Create binCategoryToTDM() and bind predefined categories to the existing TDM:

  1. Coerce TDM from a tdm object to matrix & transpose
  2. Coerce the transposed matrices into data frames
  3. Bind the resulting data frames with the name of each element of tdm
    (Encouraged: Print out tdm produced from above to see how it looks like!)
  4. Rename using the predefined names of categories
bindCategoryToTDM <- function(tdm) {
  s.mat <- t(data.matrix(tdm[["tdm"]]))
  s.df <- as.data.frame(s.mat, stringsAsFactors = F)
  s.df <- cbind(s.df, rep(tdm[["name"]], nrow(s.df)))
  colnames(s.df)[ncol(s.df)] <- "targetcategory"
  return(s.df)
}

cateTDM <- lapply(tdm, bindCategoryToTDM)

Stack

Create a final data frame for analysis.

  1. Bind the tdm data frames into one stack row by row.
  2. Assign 0 to missing values.
tdm.stack <- do.call(rbind.fill, cateTDM)
tdm.stack[is.na(tdm.stack)] <- 0

Hold-out

Create random samples (indicies) for training and test sets. (0.7:0.3)

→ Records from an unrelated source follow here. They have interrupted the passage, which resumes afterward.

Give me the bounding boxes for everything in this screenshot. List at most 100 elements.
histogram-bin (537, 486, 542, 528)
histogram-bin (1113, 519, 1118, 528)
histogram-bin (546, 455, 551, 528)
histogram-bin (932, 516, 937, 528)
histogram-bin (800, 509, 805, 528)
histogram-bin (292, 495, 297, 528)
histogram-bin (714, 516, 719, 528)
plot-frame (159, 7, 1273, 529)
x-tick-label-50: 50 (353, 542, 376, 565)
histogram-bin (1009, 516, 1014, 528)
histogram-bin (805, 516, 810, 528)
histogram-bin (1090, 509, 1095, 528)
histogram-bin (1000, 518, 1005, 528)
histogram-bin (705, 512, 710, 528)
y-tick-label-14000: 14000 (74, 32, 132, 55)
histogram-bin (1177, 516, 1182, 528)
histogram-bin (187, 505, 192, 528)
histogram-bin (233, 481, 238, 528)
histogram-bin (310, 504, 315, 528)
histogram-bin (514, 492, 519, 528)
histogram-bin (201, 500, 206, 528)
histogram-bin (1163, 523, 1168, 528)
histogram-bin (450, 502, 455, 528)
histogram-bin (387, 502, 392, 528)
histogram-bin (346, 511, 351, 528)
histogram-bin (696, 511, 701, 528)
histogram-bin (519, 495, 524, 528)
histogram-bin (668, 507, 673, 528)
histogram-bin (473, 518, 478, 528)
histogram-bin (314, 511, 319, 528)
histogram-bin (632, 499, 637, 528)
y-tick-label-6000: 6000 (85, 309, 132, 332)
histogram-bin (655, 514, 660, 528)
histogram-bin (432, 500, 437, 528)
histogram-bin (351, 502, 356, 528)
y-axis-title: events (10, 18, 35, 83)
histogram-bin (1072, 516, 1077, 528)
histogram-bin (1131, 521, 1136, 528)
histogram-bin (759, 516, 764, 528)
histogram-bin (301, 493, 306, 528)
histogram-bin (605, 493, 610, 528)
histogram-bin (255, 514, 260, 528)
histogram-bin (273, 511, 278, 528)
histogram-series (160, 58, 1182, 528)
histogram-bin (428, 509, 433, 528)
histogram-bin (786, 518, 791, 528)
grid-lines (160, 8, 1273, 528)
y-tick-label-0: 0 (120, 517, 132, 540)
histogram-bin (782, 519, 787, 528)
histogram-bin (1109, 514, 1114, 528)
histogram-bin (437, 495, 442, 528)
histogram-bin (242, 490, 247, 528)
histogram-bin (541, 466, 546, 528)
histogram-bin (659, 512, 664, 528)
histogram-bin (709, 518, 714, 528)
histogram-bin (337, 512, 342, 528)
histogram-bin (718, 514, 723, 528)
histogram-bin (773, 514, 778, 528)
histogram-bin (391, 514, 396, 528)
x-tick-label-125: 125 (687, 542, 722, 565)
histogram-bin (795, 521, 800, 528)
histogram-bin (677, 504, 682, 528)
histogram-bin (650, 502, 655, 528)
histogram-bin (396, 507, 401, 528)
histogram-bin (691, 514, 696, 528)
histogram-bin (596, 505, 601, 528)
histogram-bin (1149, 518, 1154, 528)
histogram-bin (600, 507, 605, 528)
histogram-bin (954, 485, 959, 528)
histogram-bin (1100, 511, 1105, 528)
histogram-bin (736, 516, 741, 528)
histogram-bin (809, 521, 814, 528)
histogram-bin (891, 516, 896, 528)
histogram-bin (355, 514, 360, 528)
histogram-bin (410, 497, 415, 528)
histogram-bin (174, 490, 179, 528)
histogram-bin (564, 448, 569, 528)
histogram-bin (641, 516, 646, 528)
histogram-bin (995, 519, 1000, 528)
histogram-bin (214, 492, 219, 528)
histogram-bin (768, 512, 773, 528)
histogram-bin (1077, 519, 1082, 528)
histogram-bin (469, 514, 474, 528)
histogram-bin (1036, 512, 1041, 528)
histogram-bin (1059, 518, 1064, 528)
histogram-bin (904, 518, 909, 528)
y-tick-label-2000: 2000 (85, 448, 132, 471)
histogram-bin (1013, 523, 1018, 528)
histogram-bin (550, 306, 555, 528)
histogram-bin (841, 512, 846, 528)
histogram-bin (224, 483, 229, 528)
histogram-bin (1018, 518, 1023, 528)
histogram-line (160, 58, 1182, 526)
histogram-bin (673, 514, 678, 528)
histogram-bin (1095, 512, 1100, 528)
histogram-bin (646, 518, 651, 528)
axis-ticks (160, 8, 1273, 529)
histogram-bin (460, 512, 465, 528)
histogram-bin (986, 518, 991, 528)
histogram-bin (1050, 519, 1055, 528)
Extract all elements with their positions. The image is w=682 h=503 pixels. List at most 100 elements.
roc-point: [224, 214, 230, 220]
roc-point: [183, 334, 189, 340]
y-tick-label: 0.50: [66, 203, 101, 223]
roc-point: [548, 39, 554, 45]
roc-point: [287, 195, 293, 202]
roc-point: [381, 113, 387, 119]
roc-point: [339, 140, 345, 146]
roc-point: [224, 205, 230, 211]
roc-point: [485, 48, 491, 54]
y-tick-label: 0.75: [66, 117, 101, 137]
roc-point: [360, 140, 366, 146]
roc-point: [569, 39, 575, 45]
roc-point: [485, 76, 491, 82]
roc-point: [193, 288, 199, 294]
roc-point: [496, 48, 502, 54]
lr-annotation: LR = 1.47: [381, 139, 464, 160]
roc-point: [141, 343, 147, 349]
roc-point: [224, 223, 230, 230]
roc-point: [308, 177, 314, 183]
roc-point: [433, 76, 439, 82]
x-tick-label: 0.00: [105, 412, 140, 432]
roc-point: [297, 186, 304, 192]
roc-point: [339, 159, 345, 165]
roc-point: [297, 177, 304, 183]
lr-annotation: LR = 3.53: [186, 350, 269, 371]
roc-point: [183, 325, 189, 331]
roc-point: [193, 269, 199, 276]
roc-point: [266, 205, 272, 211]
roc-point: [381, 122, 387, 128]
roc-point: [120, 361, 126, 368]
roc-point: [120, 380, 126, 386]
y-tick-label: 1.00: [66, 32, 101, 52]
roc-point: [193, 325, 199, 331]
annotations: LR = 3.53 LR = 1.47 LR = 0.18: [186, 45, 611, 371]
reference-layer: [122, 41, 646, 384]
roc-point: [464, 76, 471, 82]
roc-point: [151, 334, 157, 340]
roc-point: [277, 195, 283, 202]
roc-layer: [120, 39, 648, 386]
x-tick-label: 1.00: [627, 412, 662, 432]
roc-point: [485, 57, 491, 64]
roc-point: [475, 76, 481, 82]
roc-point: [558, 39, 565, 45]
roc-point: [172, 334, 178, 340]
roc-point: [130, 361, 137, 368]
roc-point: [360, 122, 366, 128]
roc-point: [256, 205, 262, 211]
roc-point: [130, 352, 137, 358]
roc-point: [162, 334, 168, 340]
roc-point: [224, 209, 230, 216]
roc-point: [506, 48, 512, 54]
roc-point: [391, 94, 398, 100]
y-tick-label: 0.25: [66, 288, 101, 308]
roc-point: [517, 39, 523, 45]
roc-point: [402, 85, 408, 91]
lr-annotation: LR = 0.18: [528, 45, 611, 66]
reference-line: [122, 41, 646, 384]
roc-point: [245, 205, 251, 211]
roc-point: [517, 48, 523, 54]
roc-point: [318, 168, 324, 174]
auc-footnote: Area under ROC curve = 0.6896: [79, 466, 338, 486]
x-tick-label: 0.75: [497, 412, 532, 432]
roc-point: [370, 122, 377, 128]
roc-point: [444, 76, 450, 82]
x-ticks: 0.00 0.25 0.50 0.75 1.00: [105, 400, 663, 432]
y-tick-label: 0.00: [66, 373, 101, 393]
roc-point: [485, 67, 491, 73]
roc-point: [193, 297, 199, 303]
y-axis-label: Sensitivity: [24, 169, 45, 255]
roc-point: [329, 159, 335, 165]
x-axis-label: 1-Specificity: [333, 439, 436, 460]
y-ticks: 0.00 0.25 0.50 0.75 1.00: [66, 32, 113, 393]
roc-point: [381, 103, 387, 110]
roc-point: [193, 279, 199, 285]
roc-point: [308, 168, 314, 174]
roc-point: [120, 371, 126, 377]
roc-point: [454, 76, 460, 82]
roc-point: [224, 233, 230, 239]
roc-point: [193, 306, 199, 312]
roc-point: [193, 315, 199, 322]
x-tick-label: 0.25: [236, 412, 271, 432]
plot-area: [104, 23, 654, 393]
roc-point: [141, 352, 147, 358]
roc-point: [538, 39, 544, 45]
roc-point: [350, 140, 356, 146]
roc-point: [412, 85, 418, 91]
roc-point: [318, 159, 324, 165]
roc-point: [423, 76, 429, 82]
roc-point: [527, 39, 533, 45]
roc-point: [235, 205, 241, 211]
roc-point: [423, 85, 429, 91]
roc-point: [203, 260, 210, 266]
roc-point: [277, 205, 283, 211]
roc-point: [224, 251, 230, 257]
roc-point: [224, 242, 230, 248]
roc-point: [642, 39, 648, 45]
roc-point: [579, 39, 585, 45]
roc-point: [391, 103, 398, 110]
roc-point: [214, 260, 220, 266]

train.idx <- sample(nrow(tdm.stack), ceiling(nrow(tdm.stack) * 0.7))
test.idx <- (1:nrow(tdm.stack)) [- train.idx]

Modelling

We will add two more steps of preprocessing before we start feeding the data (news article) into our models.

tdm.cate <- tdm.stack[, "targetcategory"]
tdm.stack.nl <- tdm.stack[, !colnames(tdm.stack) %in% "targetcategory"]
  1. tdm.cate stores the column of the target category (including both training and test sets.)
  2. tdm.stack.nl stores the rest of the columns.

A quick break down of !colnames(tdm.stack) %in% "targetcategory": colnames(tdm.stack) returns all the column names of the tdm.stack. While %in% is the operator of searching, %in% "targetcategory" searches for and return the column. We want the columns that are NOT "targetcategory" that we inverse the result with an ! operator.

These are prepared to forward into the next part:

KNN

With a K-Nearest-Neighbour (knn) model, each data point (the news article we intend to pair up with a category) search for the nearest k neighbouring data points. The category receiving the most votes from the k data points will be the final winning class (assigned to the news article.) 3 main arguments will be required to feed into the knn() function.

  1. training = matrix (or data frame) of the training set cases, without the category being specified.
  2. test = matrix (or data frame) of the test set cases.
  3. cl = true classifications, or the true category, of the training set cases.

And a couple of optional arguments.

  1. k = the number of neighbours considered. (default k = 1)
  2. l = minimum number of votes gained for definite decision. (default l = 0)
  3. prob = if set TRUE, the proportion of votes (for the winning class) will be returned. (default prob = FALSE)

Now we feed the dataset required into the model. Compare the predictions and the actual values.

knn.pred <- knn(train = tdm.stack.nl[train.idx, ],
                test = tdm.stack.nl[test.idx, ],
                cl = tdm.cate[train.idx]),
                k = 1)
knn.mat <- table("Predictions" = knn.pred, "Actual" = tdm.cate[test.idx])
knn.mat
##                Actual
## Predictions     business entertainment politics sport tech
##   business           153            12       12    10    6
##   entertainment        7           102        3     7    5
##   politics             2             0      101     0    9
##   sport                2             5        6   131    3
##   tech                 0             0        0     0   91

It looks pretty good so far - the main diagonal gives us the number of correct prediction for each category.

knn.acc <- sum(diag(knn.mat))/sum(knn.mat)
knn.acc
## [1] 0.8665667

Which indicate the proportion of the correct predictions = 0.87
Seems like we've done a pretty good prediction!